Force est de constater qu’il n’existe pas actuellement de politique de santé commune en Europe, ni d’harmonisation des différents systèmes de santé européens, que ce soit en matière d’organisation, de moyens, de financement ou de résultats.
Les États membres de l’Europe n’ont pas davantage fait montre de leur volonté, ou de leur capacité, à formuler une réponse européenne aux crises sanitaires frappant leurs territoires – et ce d’autant moins qu’ils ne disposent pas de budgets propres, et se refusent à abandonner leurs prérogatives nationales en la matière.
Un vrai schisme s’est ainsi fait jour entre les partisans d’une organisation fédérale de la santé en Europe, et les défenseurs d’un repli de chaque État sur ses propres frontières.
Comment s’étonner dès lors que la santé n’apparaisse dans les préoccupations des citoyens européens que loin derrière le chômage, la situation économique, la sécurité et l’immigration ?
Il est donc plus que temps de créer, non pas une Europe idéale, mais une Europe utile et vécue comme telle par chaque citoyen, dans laquelle la santé serait enfin perçue comme aussi primordiale à défendre que ces acquis européens que sont la libre circulation, l’Euro et plus encore, la préservation de la paix pour nous et nos enfants
Les gouvernements sont naturellement réticents à l’idée de renoncer à leur souveraineté en matière budgétaire et sociale, au profit d’une Europe le plus souvent considérée comme intrusive, et alors même qu’une gouvernance économique renforcée de cette dernière impacterait les budgets sociaux nationaux.

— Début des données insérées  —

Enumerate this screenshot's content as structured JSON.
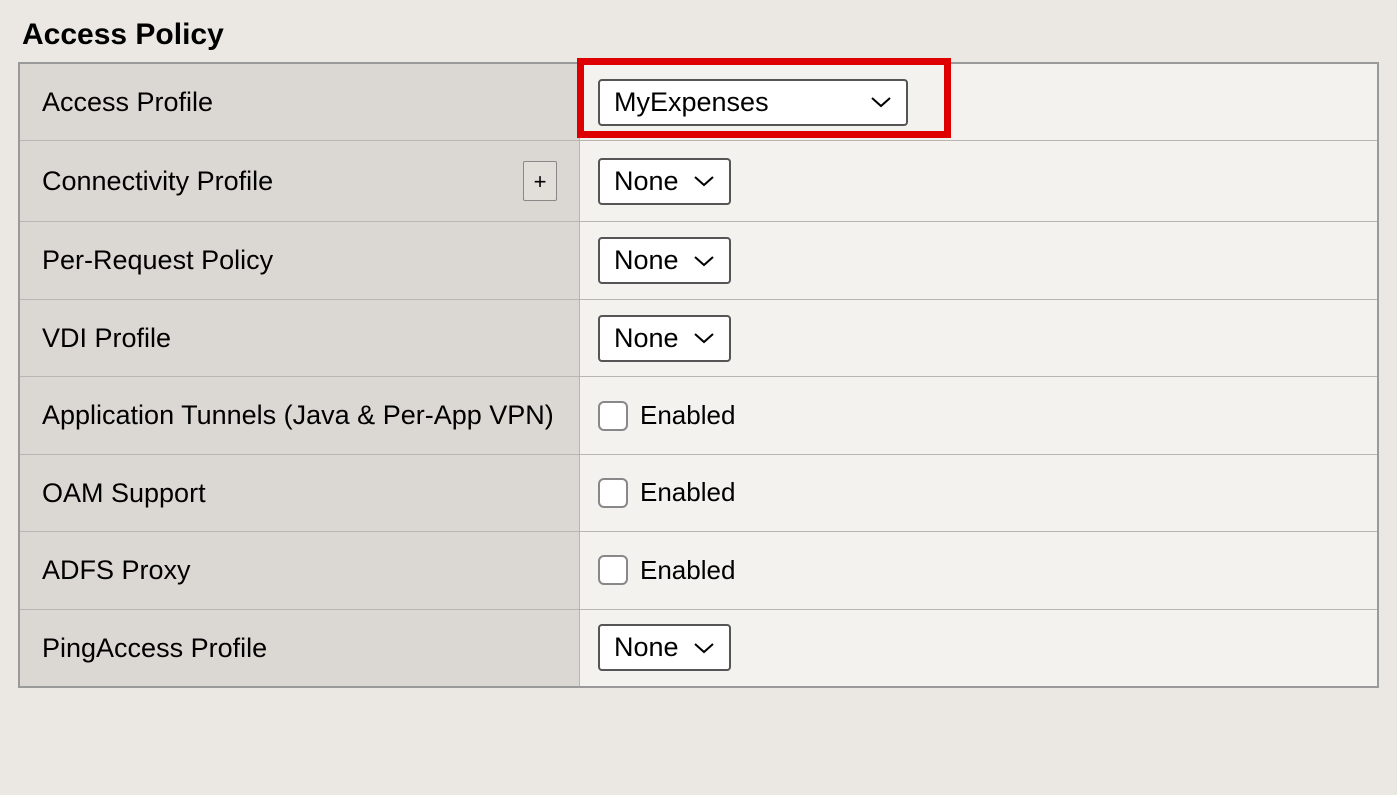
{
  "section_title": "Access Policy",
  "rows": {
    "access_profile": {
      "label": "Access Profile",
      "value": "MyExpenses"
    },
    "connectivity_profile": {
      "label": "Connectivity Profile",
      "value": "None",
      "plus": "+"
    },
    "per_request_policy": {
      "label": "Per-Request Policy",
      "value": "None"
    },
    "vdi_profile": {
      "label": "VDI Profile",
      "value": "None"
    },
    "app_tunnels": {
      "label": "Application Tunnels (Java & Per-App VPN)",
      "checkbox_label": "Enabled"
    },
    "oam_support": {
      "label": "OAM Support",
      "checkbox_label": "Enabled"
    },
    "adfs_proxy": {
      "label": "ADFS Proxy",
      "checkbox_label": "Enabled"
    },
    "pingaccess_profile": {
      "label": "PingAccess Profile",
      "value": "None"
    }
  }
}
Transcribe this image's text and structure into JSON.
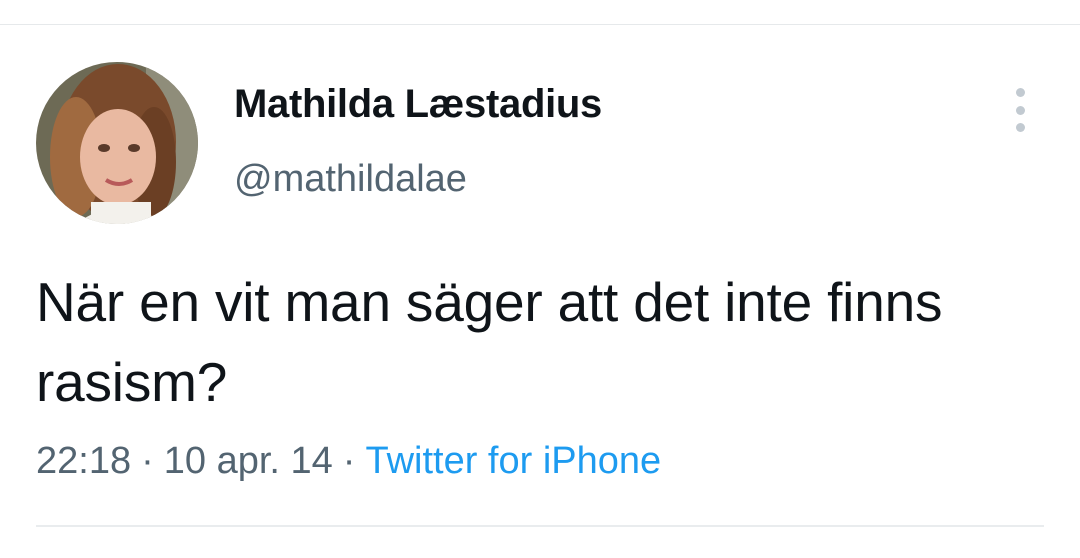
{
  "tweet": {
    "author": {
      "display_name": "Mathilda Læstadius",
      "handle": "@mathildalae",
      "avatar_icon": "profile-photo"
    },
    "text": "När en vit man säger att det inte finns rasism?",
    "time": "22:18",
    "separator": "·",
    "date": "10 apr. 14",
    "source": "Twitter for iPhone",
    "more_icon": "more-vertical-icon"
  },
  "colors": {
    "text_primary": "#0f1419",
    "text_secondary": "#536471",
    "link": "#1d9bf0",
    "divider": "#e6e9eb"
  }
}
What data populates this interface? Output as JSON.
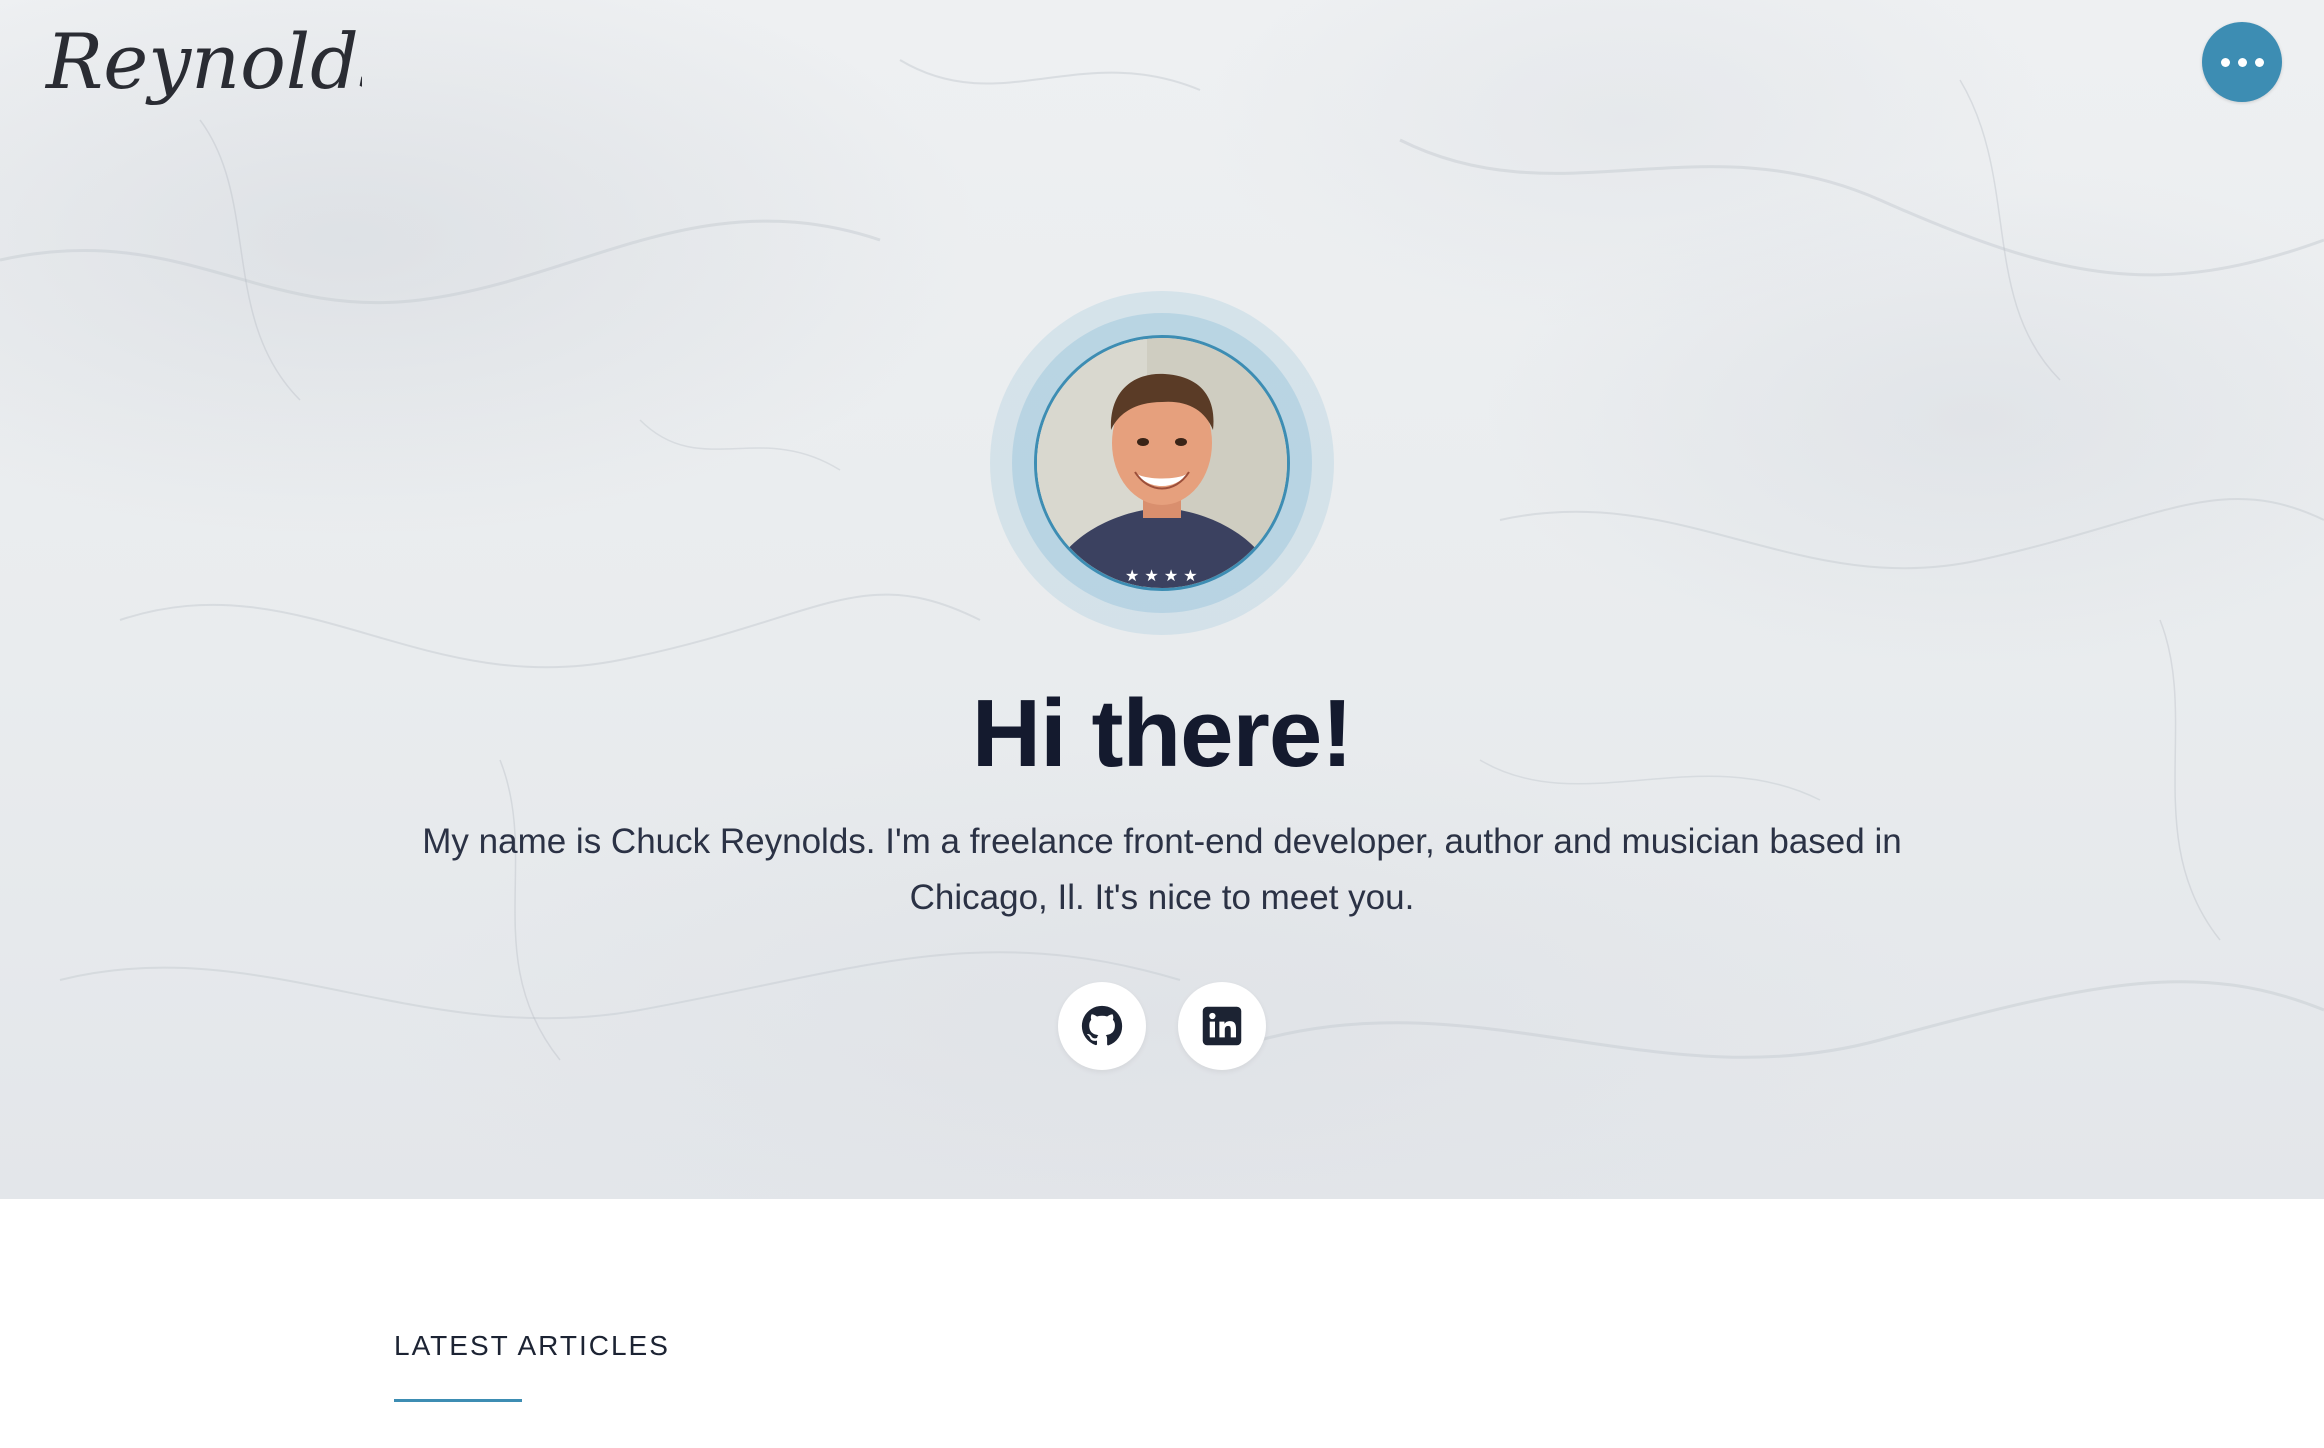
{
  "header": {
    "logo_text": "Reynolds",
    "menu_icon": "more-dots-icon"
  },
  "hero": {
    "avatar_icon": "profile-photo",
    "headline": "Hi there!",
    "intro": "My name is Chuck Reynolds. I'm a freelance front-end developer, author and musician based in Chicago, Il. It's nice to meet you.",
    "social": [
      {
        "icon": "github-icon"
      },
      {
        "icon": "linkedin-icon"
      }
    ]
  },
  "articles": {
    "heading": "LATEST ARTICLES"
  },
  "colors": {
    "accent": "#3d8db3",
    "heading": "#141a2e",
    "body_text": "#2b3245"
  }
}
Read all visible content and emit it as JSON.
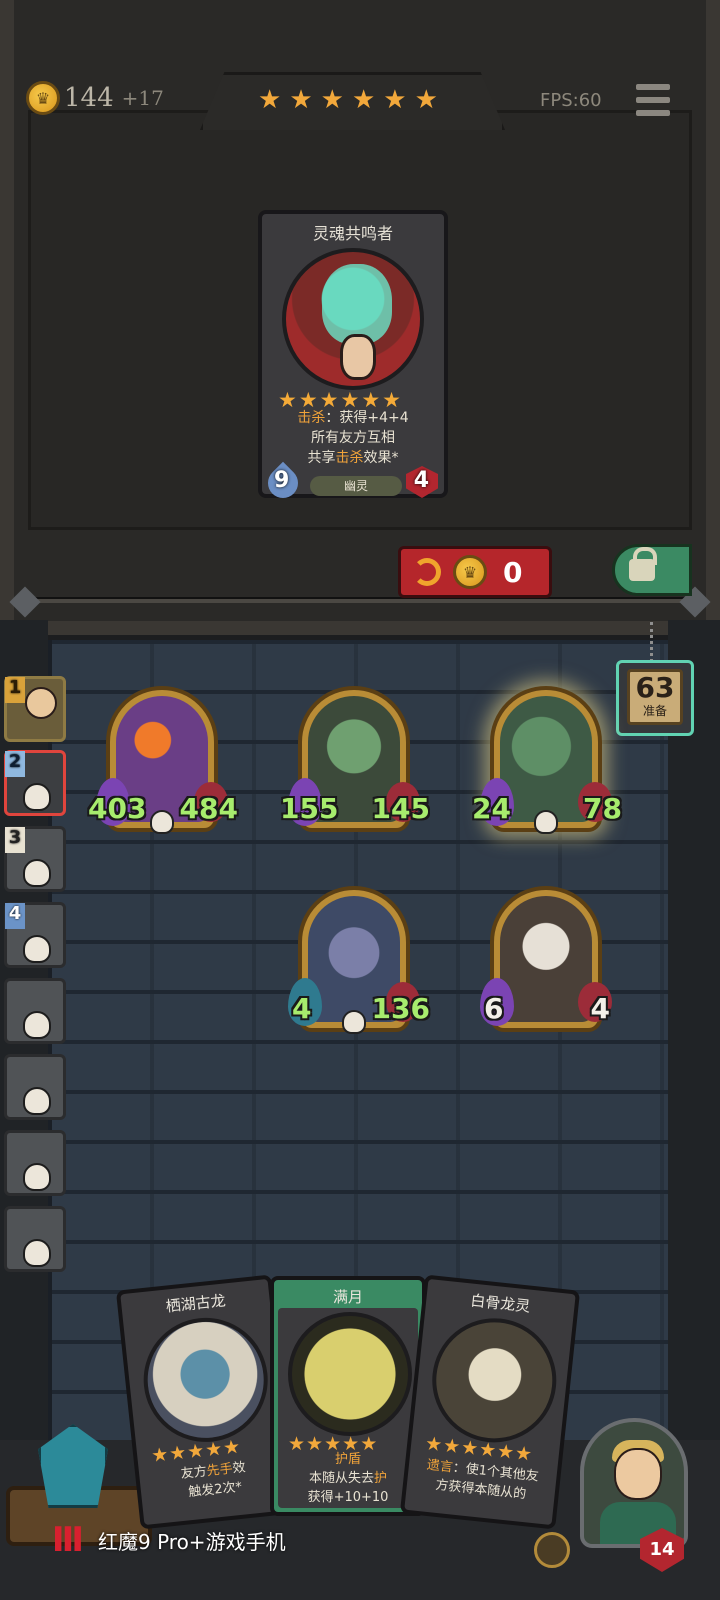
{
  "shop": {
    "gold": "144",
    "gold_income": "+17",
    "tier_stars": 6,
    "fps_label": "FPS:60",
    "card": {
      "name": "灵魂共鸣者",
      "stars": 6,
      "text_line1_kw": "击杀",
      "text_line1_rest": "：获得+4+4",
      "text_line2": "所有友方互相",
      "text_line3_a": "共享",
      "text_line3_kw": "击杀",
      "text_line3_b": "效果*",
      "attack": "9",
      "health": "4",
      "tribe": "幽灵"
    },
    "refresh_cost": "0"
  },
  "ready": {
    "count": "63",
    "label": "准备"
  },
  "opponents": [
    {
      "rank": "1",
      "state": "alive"
    },
    {
      "rank": "2",
      "state": "dead-active"
    },
    {
      "rank": "3",
      "state": "dead"
    },
    {
      "rank": "4",
      "state": "dead"
    },
    {
      "rank": "",
      "state": "dead"
    },
    {
      "rank": "",
      "state": "dead"
    },
    {
      "rank": "",
      "state": "dead"
    },
    {
      "rank": "",
      "state": "dead"
    }
  ],
  "board": {
    "row1": [
      {
        "name": "fire-boar",
        "attack": "403",
        "health": "484",
        "color": "#6a3e86"
      },
      {
        "name": "goblin-grin",
        "attack": "155",
        "health": "145",
        "color": "#3c4a3a"
      },
      {
        "name": "vulture",
        "attack": "24",
        "health": "78",
        "color": "#3e5a45",
        "golden": true
      }
    ],
    "row2": [
      {
        "name": "rat-bandit",
        "attack": "4",
        "health": "136",
        "color": "#3e4a66"
      },
      {
        "name": "masked-rabbit",
        "attack": "6",
        "health": "4",
        "color": "#4a4038"
      }
    ]
  },
  "hand": [
    {
      "name": "栖湖古龙",
      "line1_a": "友方",
      "line1_kw": "先手",
      "line1_b": "效",
      "line2": "触发2次*"
    },
    {
      "name": "满月",
      "kw_title": "护盾",
      "line1_a": "本随从失去",
      "line1_kw": "护",
      "line2": "获得+10+10"
    },
    {
      "name": "白骨龙灵",
      "line1_kw": "遗言",
      "line1_b": "：使1个其他友",
      "line2": "方获得本随从的"
    }
  ],
  "hero": {
    "health": "14"
  },
  "watermark": {
    "text": "红魔9 Pro+游戏手机"
  }
}
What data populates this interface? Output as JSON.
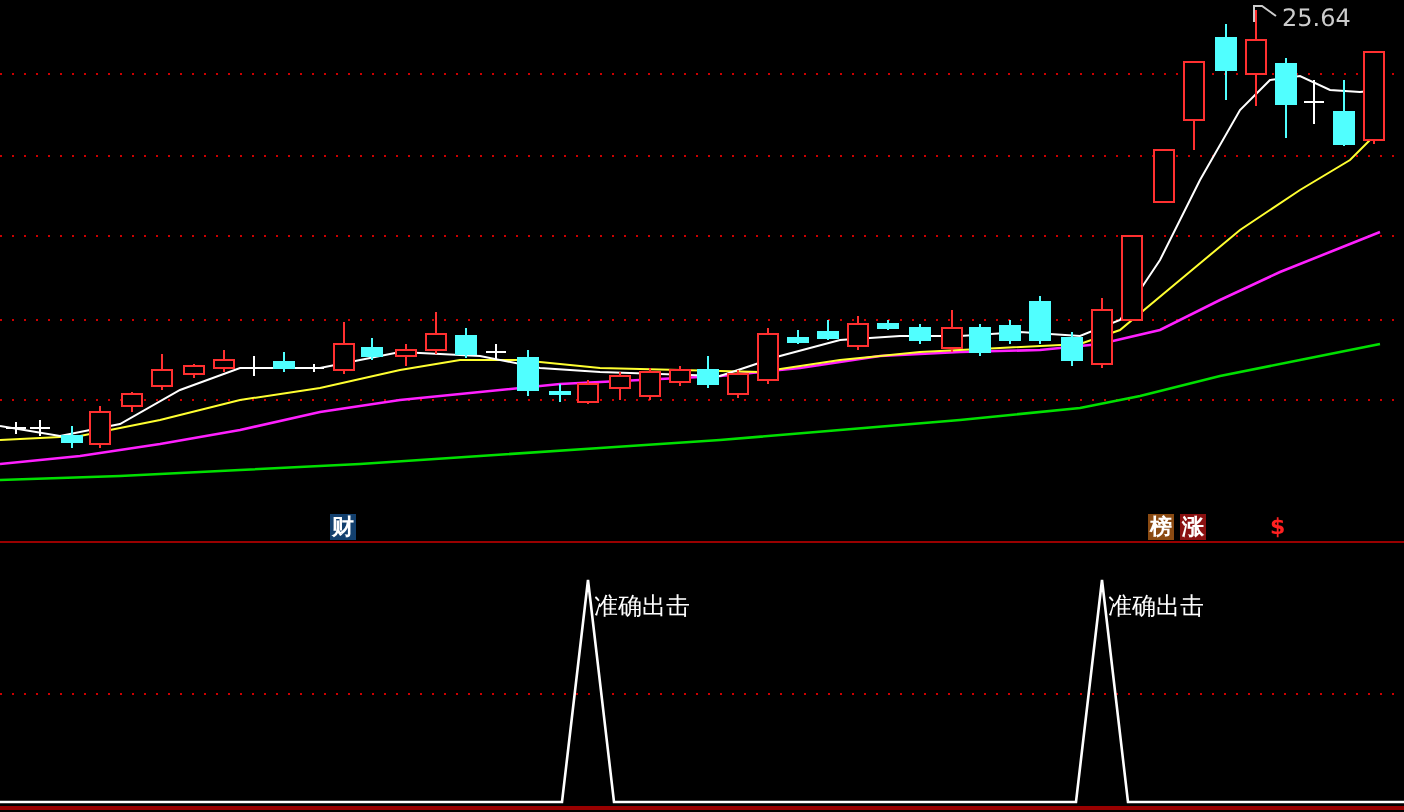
{
  "price_chart": {
    "high_label": "25.64"
  },
  "signal_markers": [
    {
      "text": "财",
      "kind": "badge",
      "color": "#13406e"
    },
    {
      "text": "榜",
      "kind": "badge",
      "color": "#8a4a12"
    },
    {
      "text": "涨",
      "kind": "badge",
      "color": "#8a1010"
    },
    {
      "text": "$",
      "kind": "plain",
      "color": "#ff2020"
    }
  ],
  "indicator": {
    "signals": [
      {
        "label": "准确出击"
      },
      {
        "label": "准确出击"
      }
    ]
  }
}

Et pourtant, les grands choix européens, en matière d’économie, d’environnement, d’enseignement, d’immigration ou de service public impactent nécessairement tous les systèmes de santé nationaux.
Une saine émulation et des positions communes
Il suffit pour s’en convaincre de se pencher sur les travaux menés par les instances médicales européennes – et, en particulier, sur les partages d’expériences réalisés lors des séminaires de l’EANA. Des échanges qui permettent de mesurer l’impact de la transposition nationale des directives européennes sur le secteur de la santé au sein de chaque pays, mais également de comparer les différents systèmes nationaux de ces derniers.
Cela crée une saine émulation entre les différents États, dont chaque système de santé présente des atouts et des points forts qui, s’ils étaient repris et harmonisés dans un ensemble cohérent, ferait une organisation globale séduisante – mêlant, par exemple, une formation et un niveau de protection sociale français, une organisation de terrain germanique, des résultats luxembourgeois, un suivi de formation continue anglosaxon, la souplesse des pays du nord de l’Europe en vue d’une plus grande réactivité vis-à-vis des nouvelles technologies… Liste très loin d’être exhaustive !
La connaissance de chaque organisation sanitaire nationale permet, en outre, de dégager des positions communes sur de grands sujets – tels le périmètre des métiers, l’intelligence artificielle, la circulation de l’information, la formation initiale et continue, la recertification, etc.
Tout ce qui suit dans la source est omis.